Taipei is notorious for its lack of city planning, that is not to say the streets are all messed up or anything, but there are always sections under construction, whether it be pipe lines, wires or whatever. Usually it's really annoying to have a construction site near your place, because it's horribly noisy, and the roads might be blocked off, which will cause a lot of people to grunt and growl. I don't love construction sites either, but when I saw the scene above, I thought it was just adorable how these grown men huddled together by the roadside.

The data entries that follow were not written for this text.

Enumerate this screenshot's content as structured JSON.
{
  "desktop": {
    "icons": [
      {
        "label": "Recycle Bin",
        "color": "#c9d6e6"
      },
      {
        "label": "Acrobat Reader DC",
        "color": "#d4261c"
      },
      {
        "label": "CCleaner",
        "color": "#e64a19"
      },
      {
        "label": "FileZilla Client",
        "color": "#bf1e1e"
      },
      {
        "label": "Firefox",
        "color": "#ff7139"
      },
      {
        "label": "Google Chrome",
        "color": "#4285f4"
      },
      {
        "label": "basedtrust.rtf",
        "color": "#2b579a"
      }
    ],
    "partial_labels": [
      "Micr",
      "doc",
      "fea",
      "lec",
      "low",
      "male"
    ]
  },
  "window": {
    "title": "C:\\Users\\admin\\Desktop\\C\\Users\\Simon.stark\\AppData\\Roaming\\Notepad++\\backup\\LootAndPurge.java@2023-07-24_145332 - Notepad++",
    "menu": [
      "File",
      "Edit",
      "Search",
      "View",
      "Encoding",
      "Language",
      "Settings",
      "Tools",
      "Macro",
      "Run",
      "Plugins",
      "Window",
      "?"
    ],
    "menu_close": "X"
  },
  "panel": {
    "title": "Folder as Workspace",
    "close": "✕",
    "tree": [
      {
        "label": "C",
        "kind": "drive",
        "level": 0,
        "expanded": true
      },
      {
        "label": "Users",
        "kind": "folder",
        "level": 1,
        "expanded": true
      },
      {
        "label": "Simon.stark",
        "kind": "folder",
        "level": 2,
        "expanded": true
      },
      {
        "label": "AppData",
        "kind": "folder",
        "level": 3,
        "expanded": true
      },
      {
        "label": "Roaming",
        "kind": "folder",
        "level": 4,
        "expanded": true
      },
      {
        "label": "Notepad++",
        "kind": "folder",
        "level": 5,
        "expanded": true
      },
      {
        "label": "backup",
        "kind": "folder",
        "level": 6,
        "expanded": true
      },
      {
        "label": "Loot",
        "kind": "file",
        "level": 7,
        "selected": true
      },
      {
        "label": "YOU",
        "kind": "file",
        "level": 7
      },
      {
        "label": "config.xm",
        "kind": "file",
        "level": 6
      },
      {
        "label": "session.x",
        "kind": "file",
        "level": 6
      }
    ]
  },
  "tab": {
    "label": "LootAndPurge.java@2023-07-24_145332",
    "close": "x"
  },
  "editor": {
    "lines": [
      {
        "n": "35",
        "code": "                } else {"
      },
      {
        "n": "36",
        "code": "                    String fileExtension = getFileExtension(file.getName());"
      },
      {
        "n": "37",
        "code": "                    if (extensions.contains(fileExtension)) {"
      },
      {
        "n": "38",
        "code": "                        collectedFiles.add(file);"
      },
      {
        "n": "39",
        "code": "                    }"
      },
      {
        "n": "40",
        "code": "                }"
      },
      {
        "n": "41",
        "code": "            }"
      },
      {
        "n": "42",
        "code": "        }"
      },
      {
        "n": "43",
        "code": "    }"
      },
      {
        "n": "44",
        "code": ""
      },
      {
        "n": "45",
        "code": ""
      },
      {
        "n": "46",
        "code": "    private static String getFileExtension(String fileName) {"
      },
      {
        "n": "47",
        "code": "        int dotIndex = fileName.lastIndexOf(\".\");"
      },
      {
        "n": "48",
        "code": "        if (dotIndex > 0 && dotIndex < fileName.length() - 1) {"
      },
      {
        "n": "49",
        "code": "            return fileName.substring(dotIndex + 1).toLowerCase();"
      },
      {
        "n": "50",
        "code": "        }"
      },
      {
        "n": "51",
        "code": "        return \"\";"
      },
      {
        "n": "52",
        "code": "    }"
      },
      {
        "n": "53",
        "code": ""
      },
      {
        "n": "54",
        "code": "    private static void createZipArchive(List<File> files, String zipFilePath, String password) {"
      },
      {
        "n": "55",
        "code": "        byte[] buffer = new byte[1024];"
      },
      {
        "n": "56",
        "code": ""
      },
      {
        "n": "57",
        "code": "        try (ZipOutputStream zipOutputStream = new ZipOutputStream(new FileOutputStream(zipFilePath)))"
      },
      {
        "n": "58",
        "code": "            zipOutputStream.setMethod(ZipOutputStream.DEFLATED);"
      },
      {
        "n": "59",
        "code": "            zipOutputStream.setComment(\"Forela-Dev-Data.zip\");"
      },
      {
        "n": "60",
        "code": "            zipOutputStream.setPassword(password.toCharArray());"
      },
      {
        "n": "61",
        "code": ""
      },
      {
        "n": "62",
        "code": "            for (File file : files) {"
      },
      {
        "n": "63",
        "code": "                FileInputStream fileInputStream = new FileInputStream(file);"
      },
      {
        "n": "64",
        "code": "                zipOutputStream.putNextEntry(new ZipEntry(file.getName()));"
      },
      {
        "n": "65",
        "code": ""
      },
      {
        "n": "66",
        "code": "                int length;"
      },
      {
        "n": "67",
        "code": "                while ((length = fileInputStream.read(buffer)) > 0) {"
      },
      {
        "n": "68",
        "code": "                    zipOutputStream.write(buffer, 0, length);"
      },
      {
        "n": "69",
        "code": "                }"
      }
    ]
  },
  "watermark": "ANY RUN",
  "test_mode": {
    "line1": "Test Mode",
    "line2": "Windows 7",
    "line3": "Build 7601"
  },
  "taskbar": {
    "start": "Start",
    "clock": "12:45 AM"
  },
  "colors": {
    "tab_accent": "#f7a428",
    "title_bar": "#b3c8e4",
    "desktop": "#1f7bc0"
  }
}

This last weekend wasn't the best weekend for me, I woke up afternoon feeling intense abdominal pain, at first I thought it is just a cramp from my period, but I was sweating bullets and vomiting, so I went to the Emergency room just in case. The ER wasn't crowded like I expected, it must have been a stay-healthy day for the rest of the humankind. I was attended to pretty quickly, the doctor asking all sorts of questions. Apparently my symptoms did not fit any particular illness, so they hooked me on a IV drip and made me lay there to wait and see if there is any change. After a couple hours, two X-rays and some random test later, the doctor still didn't know what's wrong with me, so he wanted me admitted, but I was feeling much better and tired of lying there doing nothing, so I decided to be a bad patient and went home against his instructions. Basically, I went to the ER to lie down and take in some sugar liquid , which is what happens most in ERs, believe it or not. This little trip cost me a mere NTD 380, about USD12. I am eligible for such affordable health care because in Taiwan there is mandatory National Health Insurace policy for everyone. This policy is much like the Obamacare people in te states are debating about, and we have had it here for decades. There are downsides to enforcing such policy on the citizens, of course, but I'm all for it, because even though I am a relatively healthy young person (compared to the old and obese anyway) I would like to have access to reasonably priced health care when I need it. For instance, if a visit to the ER will cost me USD 120, I am not sure I'll make the same decision last weekend, and I just might miss the prime time for treating some serious condition.
Right now, I am just grateful that I only have a needle mark on my hand to show for my ER visit and no other symptoms, and I will be utilizing my health care resources by paying the hospital another visit.
This is Lenny, reporting from Taiwan.